È una storia vecchia. La miccia dell'odio di Grillo nei confronti dei giornalisti affonda negli anni. La deflagrazione di due giorni fa, con l'aggressione al giornalista del programma di Paolo Del Debbio, è solo l'ultimo episodio di una guerra mai cessata. Anzi potremmo dire che, nella costellazione dei grillini, l'odio per i cronisti è la sesta stella. Il comico inizia ad attaccare il mondo dell'informazione ancor prima di fondare il suo movimento. Nel luglio del 2008, dal suo storico blog, lancia un'iniziativa delicatissima: «Sputtaniamoli». Il comico suggerisce ai suoi seguaci di inviargli articoli e nomi dei giornalisti incriminati (cioè quelli che osano muovergli una critica) affinché lui possa metterli alla gogna sul web. Siamo solo agli esordi, con il passare del tempo la tecnica si affina e diventa quotidiana con la rubrica «Il giornalista del giorno». Così l'ex comico ha modo di cucinarsi chiunque osi sollevare anche il minimo dubbio. Durante i vari V Day dal palco attacca costantemente i giornalisti e minaccia - una volta giunto al potere - di togliere tutti i fondi statali per l'editoria. L'idea fissa è solo una: far fuori giornali e televisioni. E poi un torrente continuo di insulti: «pennivendoli», «carogne», «servi degli editori». Arriva a proporre persino il confinamento fisico dei cronisti: «Non possono infestare Camera e Senato, vanno disciplinati in appositi spazi esterni». E infatti, coerente con se stesso, al grande raduno dei 5 Stelle del 2017 a Rimini, fa posizionare la sala stampa accanto ai servizi igienici. Durante una diretta web umilia un giornalista di Italpress con una spacconata da comico arricchito: «Quella voce li' la conosco, è di un povero ragazzo frustrato che deve dire che ha sentito una cosa che non ha sentito per 10 euro a pezzo». L'Ordine dei Giornalisti giustamente s'indigna, ma sono talmente tanti gli attacchi che dopo un po' smette pure l'Ordine di indignarsi.
La frase più celebre rivolta ai cronisti è del 2017: «Ma non vi vergognate? Vi mangerei, solo per il gusto di vomitarvi». Una roba da dittatore sudamericano. Pochi giorni dopo, per le strade di Roma, dispensa loro finte banconote da mille euro: «Ora scrivete quello che dico io». Nella sua logica, assolutamente totalitaria, i giornali e le tv sono dei nemici da silenziare, perché esiste una sola gazzetta ufficiale, una bocca della verità dalla quale tutti devono abbeverarsi possibilmente senza fare troppe domande: il suo blog.

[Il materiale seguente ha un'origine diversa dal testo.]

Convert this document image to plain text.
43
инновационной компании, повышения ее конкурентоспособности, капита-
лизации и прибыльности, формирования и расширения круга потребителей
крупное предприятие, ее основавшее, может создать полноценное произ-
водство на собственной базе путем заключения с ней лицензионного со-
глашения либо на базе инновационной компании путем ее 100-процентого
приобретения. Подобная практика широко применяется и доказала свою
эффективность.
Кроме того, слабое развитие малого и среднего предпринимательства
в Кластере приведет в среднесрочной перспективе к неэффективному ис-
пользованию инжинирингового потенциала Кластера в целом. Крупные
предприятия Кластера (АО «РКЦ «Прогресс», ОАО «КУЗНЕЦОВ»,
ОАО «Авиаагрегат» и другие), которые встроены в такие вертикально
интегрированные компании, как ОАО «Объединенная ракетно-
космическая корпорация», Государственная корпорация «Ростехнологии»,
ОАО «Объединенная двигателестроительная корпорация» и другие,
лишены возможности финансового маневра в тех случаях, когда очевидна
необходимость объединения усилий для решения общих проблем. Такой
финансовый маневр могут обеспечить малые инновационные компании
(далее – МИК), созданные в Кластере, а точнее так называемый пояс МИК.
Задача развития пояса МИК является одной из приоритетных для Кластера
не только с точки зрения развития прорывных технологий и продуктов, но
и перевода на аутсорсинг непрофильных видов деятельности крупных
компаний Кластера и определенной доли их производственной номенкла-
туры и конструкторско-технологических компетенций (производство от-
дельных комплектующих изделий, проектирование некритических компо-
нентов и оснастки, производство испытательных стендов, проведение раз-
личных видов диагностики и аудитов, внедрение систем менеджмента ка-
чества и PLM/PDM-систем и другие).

Dopo dieci anni di insulti e minacce - terminati i fasti di un Movimento 5 Stelle in perenne ascesa ed esaurita la sua influenza sui grillini -, ha deciso di passare direttamente dalle parole ai fatti: buttando giù dalle scale un inviato di Mediaset.
Non è solo una aggressione vigliacca, è la rappresentazione plastica di un leader frustrato (proprio come il freelance di cui sopra) arrivato al capolinea politico. Una triste parabola che, al netto di insulti e spintoni, i giornalisti seguiteranno a raccontare.